Like finding a needle in a haystack, one of the big challenges in exploring for lithium, copper — or any other critical metal — is in identifying sites to target. Once you have some confidence you are close, you sample the earth for further analysis.
To do this, coffee cup-diameter tubes of rock known as ‘drillcore’ are extracted for geologists to study. This is done by drilling as deep as two kilometres beneath the surface.
Although drilling is an essential part of mineral exploration, it’s expensive and impactful on the environment. On top of that, each drillhole costs around $200 to $300 per metre of core. Multiply that by hundreds of metres and you’re talking potentially hundreds of thousands of dollars for one drillcore sample.

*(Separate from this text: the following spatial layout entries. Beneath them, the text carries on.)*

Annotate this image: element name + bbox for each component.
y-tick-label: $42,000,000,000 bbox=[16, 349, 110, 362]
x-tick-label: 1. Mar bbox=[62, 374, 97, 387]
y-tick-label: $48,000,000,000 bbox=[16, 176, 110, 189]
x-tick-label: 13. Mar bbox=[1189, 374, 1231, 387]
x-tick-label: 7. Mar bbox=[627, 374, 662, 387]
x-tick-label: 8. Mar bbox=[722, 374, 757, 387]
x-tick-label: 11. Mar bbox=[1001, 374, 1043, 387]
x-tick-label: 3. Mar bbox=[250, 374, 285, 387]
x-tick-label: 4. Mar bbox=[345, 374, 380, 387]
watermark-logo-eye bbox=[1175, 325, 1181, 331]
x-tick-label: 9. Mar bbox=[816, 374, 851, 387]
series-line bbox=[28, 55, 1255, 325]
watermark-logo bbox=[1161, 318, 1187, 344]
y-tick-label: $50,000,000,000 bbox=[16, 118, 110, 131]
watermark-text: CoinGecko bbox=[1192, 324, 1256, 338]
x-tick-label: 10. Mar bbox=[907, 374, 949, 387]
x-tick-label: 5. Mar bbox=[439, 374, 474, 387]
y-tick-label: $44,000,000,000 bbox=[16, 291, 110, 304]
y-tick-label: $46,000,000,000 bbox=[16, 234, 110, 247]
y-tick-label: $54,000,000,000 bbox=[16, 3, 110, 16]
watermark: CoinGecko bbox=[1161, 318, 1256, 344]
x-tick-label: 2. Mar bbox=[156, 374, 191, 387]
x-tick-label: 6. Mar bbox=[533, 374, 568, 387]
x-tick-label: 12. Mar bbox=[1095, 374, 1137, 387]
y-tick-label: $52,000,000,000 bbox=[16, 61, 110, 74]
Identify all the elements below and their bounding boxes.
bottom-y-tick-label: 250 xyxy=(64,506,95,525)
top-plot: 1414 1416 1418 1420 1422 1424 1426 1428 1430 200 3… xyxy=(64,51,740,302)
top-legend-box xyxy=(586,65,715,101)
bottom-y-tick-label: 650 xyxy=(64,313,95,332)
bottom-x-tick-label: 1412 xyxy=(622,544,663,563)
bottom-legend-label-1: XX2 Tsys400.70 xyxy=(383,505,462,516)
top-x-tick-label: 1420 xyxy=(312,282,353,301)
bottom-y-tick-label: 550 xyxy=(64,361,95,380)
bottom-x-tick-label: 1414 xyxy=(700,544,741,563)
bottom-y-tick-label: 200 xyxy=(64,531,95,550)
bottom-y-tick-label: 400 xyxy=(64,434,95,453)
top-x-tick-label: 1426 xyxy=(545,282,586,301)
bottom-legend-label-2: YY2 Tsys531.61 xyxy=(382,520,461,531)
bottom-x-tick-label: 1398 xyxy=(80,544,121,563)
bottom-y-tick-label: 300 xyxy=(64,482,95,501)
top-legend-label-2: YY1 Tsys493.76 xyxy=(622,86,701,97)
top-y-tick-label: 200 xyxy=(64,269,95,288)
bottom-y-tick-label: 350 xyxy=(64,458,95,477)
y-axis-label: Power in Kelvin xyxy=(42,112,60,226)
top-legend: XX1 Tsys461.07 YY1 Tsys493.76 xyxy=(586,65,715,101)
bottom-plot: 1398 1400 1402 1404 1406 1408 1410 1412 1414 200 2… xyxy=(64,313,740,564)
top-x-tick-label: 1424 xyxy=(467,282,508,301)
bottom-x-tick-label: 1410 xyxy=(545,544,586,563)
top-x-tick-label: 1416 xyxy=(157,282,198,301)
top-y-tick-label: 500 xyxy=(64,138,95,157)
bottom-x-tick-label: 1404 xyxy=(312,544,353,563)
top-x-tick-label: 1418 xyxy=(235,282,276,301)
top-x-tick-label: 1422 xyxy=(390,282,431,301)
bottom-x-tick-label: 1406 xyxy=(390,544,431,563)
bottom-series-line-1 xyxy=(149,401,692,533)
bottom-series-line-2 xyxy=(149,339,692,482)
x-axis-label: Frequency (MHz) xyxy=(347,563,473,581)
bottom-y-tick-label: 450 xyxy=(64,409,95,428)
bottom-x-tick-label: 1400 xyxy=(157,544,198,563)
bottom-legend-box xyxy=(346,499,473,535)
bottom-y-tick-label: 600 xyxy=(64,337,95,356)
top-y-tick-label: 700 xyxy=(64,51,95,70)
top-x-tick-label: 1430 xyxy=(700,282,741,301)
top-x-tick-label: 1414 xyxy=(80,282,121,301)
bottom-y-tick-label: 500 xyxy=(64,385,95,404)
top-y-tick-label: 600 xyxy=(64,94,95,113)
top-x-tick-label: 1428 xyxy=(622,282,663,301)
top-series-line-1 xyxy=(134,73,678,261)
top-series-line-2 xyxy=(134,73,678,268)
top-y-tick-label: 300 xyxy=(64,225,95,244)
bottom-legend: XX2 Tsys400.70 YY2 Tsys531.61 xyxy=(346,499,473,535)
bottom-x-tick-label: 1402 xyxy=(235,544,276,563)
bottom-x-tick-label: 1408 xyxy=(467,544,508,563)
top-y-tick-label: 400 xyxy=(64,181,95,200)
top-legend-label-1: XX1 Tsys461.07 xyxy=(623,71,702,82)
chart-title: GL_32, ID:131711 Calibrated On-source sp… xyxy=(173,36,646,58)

There are more than 10 million metres of drillcore estimated to be archived in warehouses around Australia. So it’s critical to make the most of the valuable information contained within them to help reduce the industry’s reliance on drilling.
Whenever, wherever: a virtual core library
The vision to digitise this collection and build a database of what’s beneath Australia’s landscape is being realised through AuScope’s National Virtual Core Library.
So how do you turn 10 million metres of core into a virtual library?
Key to building the library is a new system called the HyLogger. The machine looks like a cross between a giant photocopier and a sun bed, awaiting trays of core in rows placed on a robotic table for scanning. The platform moves while the infrared spectrometers above are static, sensing each row of rock as it moves in a neat pattern beneath it — similar to how a scanner or a photocopier would copy a piece of paper.
HyLogging works by identifying the minerals and textures contained in the rock. This data is then easily compared and mapped with other adjacent cores or rocks to build a bigger picture of what’s underground in a given area.
The HyLogger scans cores in about four minutes. It dramatically improves efficiency and productivity by providing ‘a new set of eyes’ to geologists, so they can map mineral composition rapidly and objectively. It then generates digital images, and mineral and surface profiles of the rock.
There are seven HyLogging machines in use by Australian state and territory geological surveys. The technology is now also licensed to Australian company Corescan.
A wealth of info to help explorers hit the right target
Digitising core samples provides new results from scans and is adding to our body of knowledge about the underground and Australia’s mineralogy. But there are a wide range of other benefits that come from this library.
This resource is crammed with valuable information to help explorers better target prospective areas. This reduces their reliance on drilling, which, in turn, lessens impacts to the environment. It’s also providing them with new insights to better plan their exploration programs.
Australia’s state and territory geological surveys have been scanning old core from the archives, as well as new cores from industry. Over a million metres of drillcore have been scanned so far.
It is furthering government, research and industry understanding of orebodies and the complex mineral systems around them.
The National Virtual Core Library is an open-access resource for anyone in the world.